Announced during President Obama’s 2014 State of the Union address, myRA accounts were supposed to help low- to middle-income workers save more for retirement. The accounts were tax-free and required only a $25 minimum to open an account.

Sounds great, right? So why did we call it “lame” and “perhaps even insidious”?

It was lame because it really wasn’t at all novel. As we wrote at the time: “The problem with inadequate retirement savings has little to do with a lack of options. Right now, anyone who doesn’t qualify for a 401(k) or 403(b) can open an IRA account, can start with as little as $25, and can invest in safe, guaranteed instruments if that’s what they want. It’s not clear how the president’s proposal would improve on that.”

In fact, existing alternatives to the myRA were superior because they allowed workers to invest in a variety of securities, while the myRA restricted investments to U.S. treasuries.

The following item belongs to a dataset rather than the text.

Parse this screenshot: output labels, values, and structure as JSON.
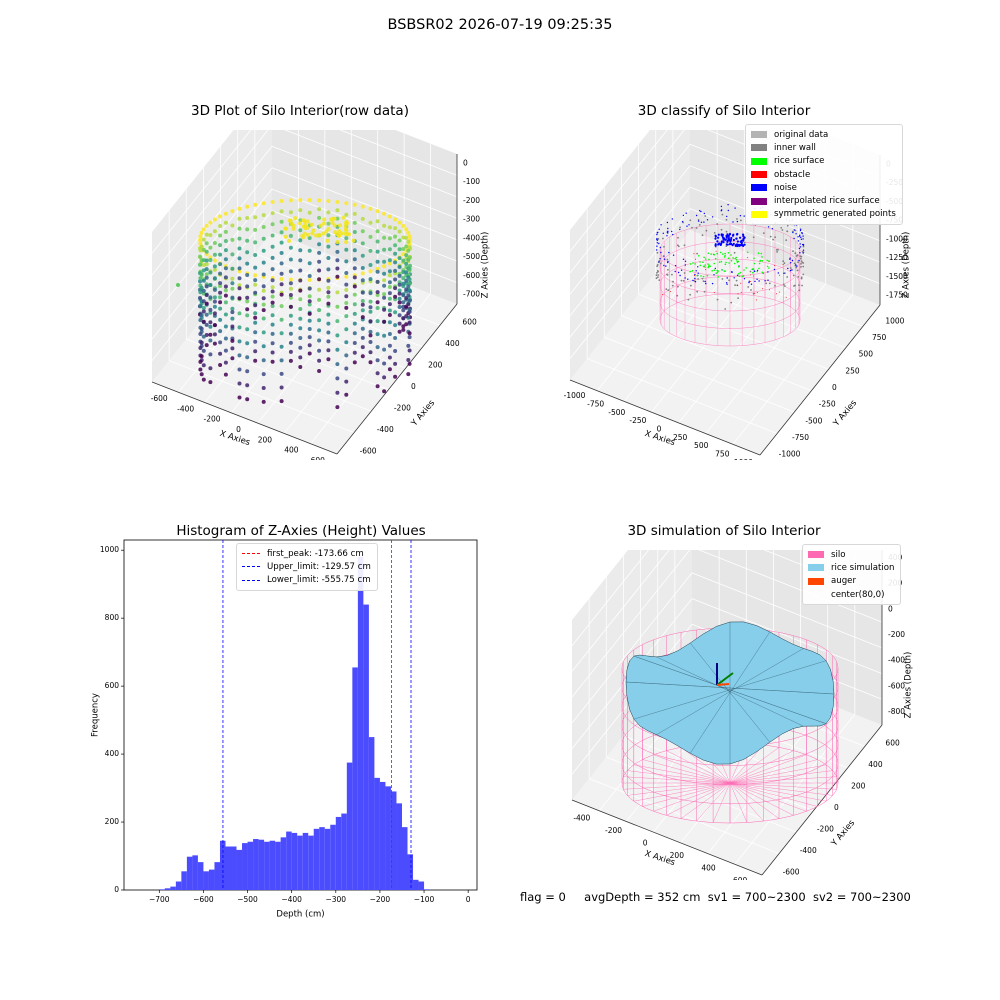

And treasuries are lousy retirement investments.

So, if the myRA didn’t really create an exciting new retirement savings vehicle, why did the Obama administration even bother? That brings us to the “perhaps even insidious” part.

Our antennae are becoming very sensitive to attempts by the federal government to deal with its debt. We don’t believe the federal government is a benign actor, and we don’t believe it always has the best interests of the American people as its central concern. We also suspect that there are forces within the federal government that leer greedily at the over $25 trillion in Americans’ retirement savings.

So we’re skeptical of existing new federal programs that encourage or force Americans to invest in federal debt, and that’s why we saw the myRA as “a way to pawn off new federal debt onto the least sophisticated workers and savers.” We said, “the myRA relies on savers too naïve to open an IRA financing the federal government’s deficit spending.”

With the myRA, Treasury thought it had found a way to finance federal debt without the embarrassment of declining foreign interest in our public debt markets. If China no longer wanted to buy America's debt, Treasury would “nudge” working Americans into buying federal debt disguised as retirement savings.

So, goodbye myRA. But it won’t be the last time the federal government attempts to lure the American people into bailing out Washington’s unrestrained spending.